Talking with Giacometti, I felt him to be the equal of anyone that I had ever met in the intensity, the concentration, and the continuity of his thinking. From his earliest beginnings as an artist he had made his art into a series of thoughtful experiments attached to a series of linked inquiries, each arising from past failures and, less often, from past successes. It would not have been easy for him at any stage to give an explicit account in words of his inquiries, and of their outcomes. His intentions went into his carving and modeling and drawing and painting as he “gazed” (his chosen word) at what he was doing, and as he continually corrected it. Looking at any object that he had made, he thought of alternatives that he felt impelled to follow up, not knowing whether they would prove to be better, but believing that perhaps they might be. In retrospect we can see that in his replies to many questions, he was able to recapture in words some of his earlier thinking and some of his past and present intentions, but hardly ever completely and hardly ever with certainty.

Looking at Giacometti consists of Sylvester’s accounts, written at different times over some years, of Giacometti’s working methods and of his ambitions as a sculptor, painter, and draftsman, and it includes many quotations from Sylvester’s conversations with the artist. The book also includes an interview in which Giacometti responds to the critic’s questions about his methods. Giacometti sometimes talked like a French philosopher (Sartre was a model), and he was evidently delighted to think about the many possible distinctions between appearance and reality relevant to his work.

Giacometti’s portrait of Sylvester is reproduced on the dust cover at the front and back of the book, and appropriately so. The book is a remarkably intimate study of the artist’s thought and of his ambitions: a portrait in words by the sitter as he looks back at the portrait painter. Sylvester has revised virtually everything he had written previously about the subject, including his catalog to the 1965 show at the Tate Gallery in London, which he organized. The critic’s struggle to revise his prose seems to match the artist’s own struggles, always revising, always destroying his work and starting again.

Alberto Giacometti was born in Italian Switzerland in 1901, the son of a painter. He was drawing from life at the age of nine and made his first sculpture when he was thirteen. When he was twenty-one he went to Paris, where he remained for the rest of his life. In 1930 he joined the Surrealist group but in 1934 he was expelled from it because he had resumed using a living model and this was contrary to Surrealist principles of absolute freedom. He had become obsessed with the nature of representation and by the philosophical question of what could be meant, in the context of visual art, by a likeness and by truth. But the emotional power and spikiness, even terror, of his Surrealist sculptures (Man & Woman, Slaughtered Woman, The Invisible Object) are not altogether discontinuous with the minuscule representations of real persons that he made ten years later, after the war. The earlier sculptures draw upon emotionally charged memories, not upon confrontations with people and objects that are physically present. They allow for the uncontrolled play of chance and for the conviction that sometimes comes from coincidence or accident as an artist works. Chance was always important to Giacometti as an element in art:

Once the object has been constructed, I have a tendency to rediscover in it, transformed and displaced, images, impressions, facts, which have deeply moved me (often without my knowing it).

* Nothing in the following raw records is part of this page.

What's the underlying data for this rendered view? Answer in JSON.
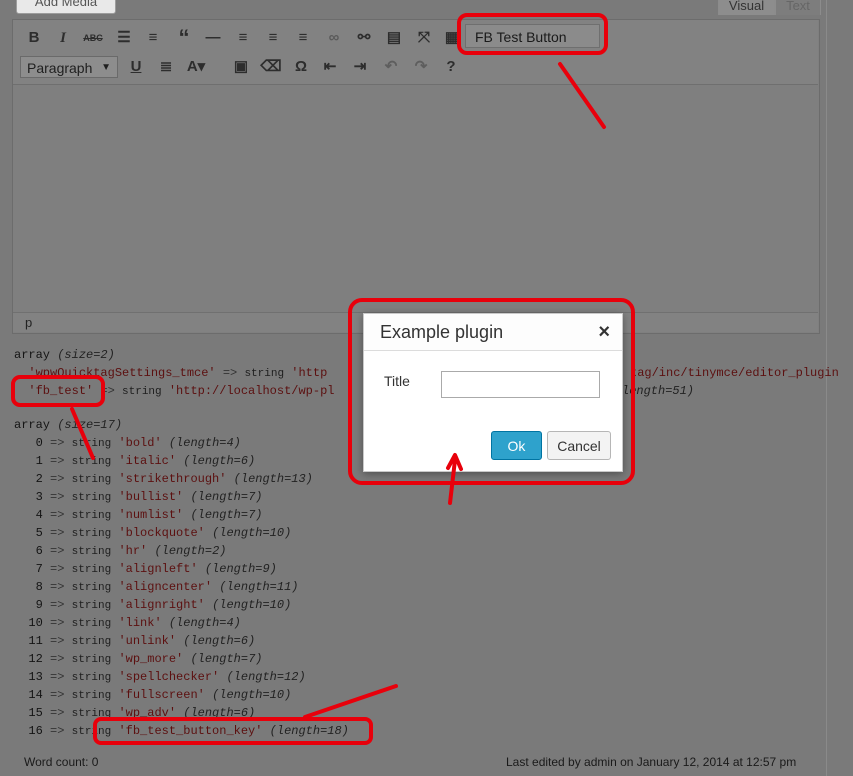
{
  "top": {
    "add_media": "Add Media",
    "tab_visual": "Visual",
    "tab_text": "Text"
  },
  "toolbar": {
    "row1_icons": [
      "bold-icon",
      "italic-icon",
      "strikethrough-icon",
      "bullet-list-icon",
      "numbered-list-icon",
      "blockquote-icon",
      "horizontal-rule-icon",
      "align-left-icon",
      "align-center-icon",
      "align-right-icon",
      "link-icon",
      "unlink-icon",
      "read-more-icon",
      "fullscreen-icon",
      "toolbar-toggle-icon"
    ],
    "row2_icons": [
      "underline-icon",
      "justify-icon",
      "text-color-icon",
      "paste-text-icon",
      "clear-formatting-icon",
      "special-character-icon",
      "outdent-icon",
      "indent-icon",
      "undo-icon",
      "redo-icon",
      "help-icon"
    ],
    "format_select": "Paragraph",
    "fb_test_button": "FB Test Button"
  },
  "path": "p",
  "dump": {
    "a1_header": "array",
    "a1_size": "(size=2)",
    "a1_row1_key": "'wpwQuicktagSettings_tmce'",
    "a1_row1_val": "'http",
    "a1_row1_tail": "tag/inc/tinymce/editor_plugin",
    "a1_row2_key": "'fb_test'",
    "a1_row2_val": "'http://localhost/wp-pl",
    "a1_row2_tail": "length=51)",
    "a2_header": "array",
    "a2_size": "(size=17)",
    "rows": [
      {
        "i": "0",
        "v": "'bold'",
        "l": "(length=4)"
      },
      {
        "i": "1",
        "v": "'italic'",
        "l": "(length=6)"
      },
      {
        "i": "2",
        "v": "'strikethrough'",
        "l": "(length=13)"
      },
      {
        "i": "3",
        "v": "'bullist'",
        "l": "(length=7)"
      },
      {
        "i": "4",
        "v": "'numlist'",
        "l": "(length=7)"
      },
      {
        "i": "5",
        "v": "'blockquote'",
        "l": "(length=10)"
      },
      {
        "i": "6",
        "v": "'hr'",
        "l": "(length=2)"
      },
      {
        "i": "7",
        "v": "'alignleft'",
        "l": "(length=9)"
      },
      {
        "i": "8",
        "v": "'aligncenter'",
        "l": "(length=11)"
      },
      {
        "i": "9",
        "v": "'alignright'",
        "l": "(length=10)"
      },
      {
        "i": "10",
        "v": "'link'",
        "l": "(length=4)"
      },
      {
        "i": "11",
        "v": "'unlink'",
        "l": "(length=6)"
      },
      {
        "i": "12",
        "v": "'wp_more'",
        "l": "(length=7)"
      },
      {
        "i": "13",
        "v": "'spellchecker'",
        "l": "(length=12)"
      },
      {
        "i": "14",
        "v": "'fullscreen'",
        "l": "(length=10)"
      },
      {
        "i": "15",
        "v": "'wp_adv'",
        "l": "(length=6)"
      },
      {
        "i": "16",
        "v": "'fb_test_button_key'",
        "l": "(length=18)"
      }
    ],
    "arrow": "=>",
    "type": "string"
  },
  "footer": {
    "word_count": "Word count: 0",
    "last_edited": "Last edited by admin on January 12, 2014 at 12:57 pm"
  },
  "dialog": {
    "title": "Example plugin",
    "close": "×",
    "label": "Title",
    "input_value": "",
    "ok": "Ok",
    "cancel": "Cancel"
  },
  "colors": {
    "annotation": "#e8000b",
    "ok_button": "#2ea2cc",
    "overlay": "#7a7a7a"
  }
}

In unconscious memory, chance collocations take over from analytical control in generating the emotions associated with image-making; the swings between agitation and stillness that are so characteristic of Giacometti’s work in the 1920s and 1930s came from memories of past experience. When he turned from memory to models during the 1940s he changed his life and he changed his manner of thinking. It was as if he had undergone a moral conversion, dedicating himself to a strict objectivity of his own devising, and setting his own standards of truth.

Both in sculpture and in drawing his aim in front of the model was to achieve what he called a “likeness.” By “likeness” he meant a reproduction in plaster or bronze, or on the canvas, of the precise visual sensations that he had in the presence of the perceived forms within the model. He said: “I know it is utterly impossible for me to model, paint or draw a head, for instance, as I see it, yet this is the one thing I am trying to do.” “As I see it” meant: “As I feel—have the sensation of—the object confronting me as a visible presence in the space before me.”

Sylvester points out that for the last thirty years of his life, Giacometti’s sculpture was virtually restricted to three subjects, a standing man, a walking man, and a standing woman, all three nearly always looking straight ahead. Frontality in sculpture and in drawing was essential to him because he was trying to realize in his work the sensation of a spatial presence confronting him. He wanted to be faithful to his sensations as he looked at the model “gazing” back at him. Under the artist’s gaze as he worked, the body of the model, he found, must become a mere sketch of an attenuated body supporting its returning gaze, standing apart and independent, and directly gazing back at the artist. He was not, like Degas with his dancers, catching the objects depicted as they moved about in their own world; rather he was bringing the sculptor and model together within the same space: a representation, one might say, of visual proximity and, for Giacometti, of the strangeness of that proximity.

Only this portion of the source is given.